The girl handed over
the key but Linder could see that she was worried.

At the Kendalls’
rental house, Linder knocked on the front door several times without
a response. After a short wait, he used the key to let himself in,
then locked the door behind him and conducted a quick search without
turning on the lights or touching anything with his hands. The house
looked much the same as it had when he left it earlier that morning,
except for a book on the counter. This he picked up for closer
examination, recognizing it as a guide to nutrition and health that
he had lent to Patricia before she had moved to her new quarters.

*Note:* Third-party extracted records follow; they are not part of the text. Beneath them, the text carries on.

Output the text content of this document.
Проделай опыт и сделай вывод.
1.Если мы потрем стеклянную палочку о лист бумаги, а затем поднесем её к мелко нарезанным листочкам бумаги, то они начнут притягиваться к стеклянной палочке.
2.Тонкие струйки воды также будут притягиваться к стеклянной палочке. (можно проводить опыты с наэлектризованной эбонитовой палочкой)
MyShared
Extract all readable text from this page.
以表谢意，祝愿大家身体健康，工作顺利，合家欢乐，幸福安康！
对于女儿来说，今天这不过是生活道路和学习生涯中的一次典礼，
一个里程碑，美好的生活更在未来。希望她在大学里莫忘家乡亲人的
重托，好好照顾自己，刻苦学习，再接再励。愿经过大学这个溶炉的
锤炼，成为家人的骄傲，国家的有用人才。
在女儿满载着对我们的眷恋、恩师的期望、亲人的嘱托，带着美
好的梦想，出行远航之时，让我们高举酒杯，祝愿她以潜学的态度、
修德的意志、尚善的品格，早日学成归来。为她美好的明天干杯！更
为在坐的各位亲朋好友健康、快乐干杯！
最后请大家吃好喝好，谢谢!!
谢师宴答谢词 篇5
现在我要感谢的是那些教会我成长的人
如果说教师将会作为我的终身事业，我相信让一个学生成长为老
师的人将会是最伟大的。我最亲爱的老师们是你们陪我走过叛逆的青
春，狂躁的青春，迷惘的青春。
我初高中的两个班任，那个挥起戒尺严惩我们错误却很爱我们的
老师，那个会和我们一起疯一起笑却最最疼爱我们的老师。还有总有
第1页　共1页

Tucked inside the book was a sealed letter addressed to Roger Kendall
at the Kamas camp. Could this be what she had been writing in the
kitchen while he was asleep? He inspected the envelope and was about
to hold it up to the sunlit west window, when he heard steps at the
door.

A moment later,
Patricia unlocked the door and dropped a brown paper bag on the
counter with a clinking of glass bottles. When she raised her eyes,
she was startled to see Linder standing in the shadows by the stove.